Но все эти навязшие в зубах связи и стереотипы — перспектива,то есть иерархия, которой Прайс не владеет, — и являются для «обычного» человека основой если не личной, то по меньшей мере социально-культурной идентичности. Потому-то прайсовский «концептуализм» на самом деле прямолинейно реалистичен, почти фотографичен. Его «безвкусная пародия на китч» есть прямое отражение того, что можно было бы назвать пустым центромромана: «небесный Ленинград» и фижменские реалии, сталкиваясь в сознании и на полотнах Прайса, не могут не уничтожить друг друга.
Но уничтожают ли?
Положительный ответ был бы справедлив, если б историю Прайса писал Сорокин. В концептуализме глоссолалия действительно, как правило, ведет к взаимной аннигиляции вовлеченных в повествование — в пределе, всех — дискурсивных элементов, что превращает текст в целом в означающее семиотического зияния, пустоты, возникающей на месте культурных сетей. А Гиршович потому, возможно, и пародирует концептуализм прайсовскими художествами, что ему такое решение кажется слишком простым, слишком наивным. У Гиршовича все рожденные глоссолалией соединения, несмотря на их явную противоестественность и алогичность, — органичны.Это химеры, но они живут и приносят плодовитое потомство.
Такой «органичной химерой» оказывается, например, групповая идентичность фижменских — то есть выживших — советских евреев. Она сформирована в результате «бесконечных компромиссов как внутри [еврейского] общества, примирившего остатки прежних норм жизни с более примитивными формами существования, так и между обществом в целом и явлениями природы». Результатом этих компромиссов становится, к примеру, огромное социальное значение фижменской бани, с одной стороны, ставшей неофициальным клубом и греческой термой, а с другой — включенной в целый ряд официальных ритуалов — вроде окончания школы, когда все выпускники перед «балом» идут мыться, в чем автор не без оснований усматривает воспоминания о полузабытой микве.
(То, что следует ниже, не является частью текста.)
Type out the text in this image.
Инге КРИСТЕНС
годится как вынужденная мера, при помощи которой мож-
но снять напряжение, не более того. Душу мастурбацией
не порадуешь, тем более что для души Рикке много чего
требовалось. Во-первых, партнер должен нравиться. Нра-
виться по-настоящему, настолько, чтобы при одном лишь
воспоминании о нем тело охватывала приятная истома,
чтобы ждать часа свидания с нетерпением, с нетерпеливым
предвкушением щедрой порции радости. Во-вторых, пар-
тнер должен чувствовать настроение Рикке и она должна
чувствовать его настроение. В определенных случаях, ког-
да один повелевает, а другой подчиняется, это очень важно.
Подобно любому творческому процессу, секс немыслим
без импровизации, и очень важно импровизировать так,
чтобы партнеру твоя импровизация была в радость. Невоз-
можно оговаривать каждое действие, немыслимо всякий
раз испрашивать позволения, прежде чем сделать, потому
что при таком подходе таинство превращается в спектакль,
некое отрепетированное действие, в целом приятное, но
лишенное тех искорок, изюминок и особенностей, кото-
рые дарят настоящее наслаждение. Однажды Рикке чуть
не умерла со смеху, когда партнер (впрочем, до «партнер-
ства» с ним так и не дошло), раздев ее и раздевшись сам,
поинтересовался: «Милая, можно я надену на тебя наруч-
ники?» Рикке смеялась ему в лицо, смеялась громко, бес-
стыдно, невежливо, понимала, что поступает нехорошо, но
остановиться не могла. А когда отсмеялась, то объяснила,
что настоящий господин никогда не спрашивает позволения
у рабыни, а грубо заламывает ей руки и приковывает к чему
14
Эти же компромиссы приводят к закреплению странных отношений с архаическим народом фижм: их одновременно презирают (с высоты своего прошлого) и смертельно боятся (со дна своего настоящего); характерно презрение, высказываемое персонажами романа мачехе Прайса — фижме Даримке. Вся эта глоссолалия идентичностей приводит к возникновению системы священных неписаных правил, подкрепленных круговой порукой и взаимным наблюдением, потому что «достаточно кому-то выбиться из ритма, чтобы все сооружение рухнуло» (с. 88). В среде «спец-переселенцев» возникает особое химерическое искусство: танцевальный хор или певица, имитирующая звук трубы и впоследствии осрамленная настоящим трубачом.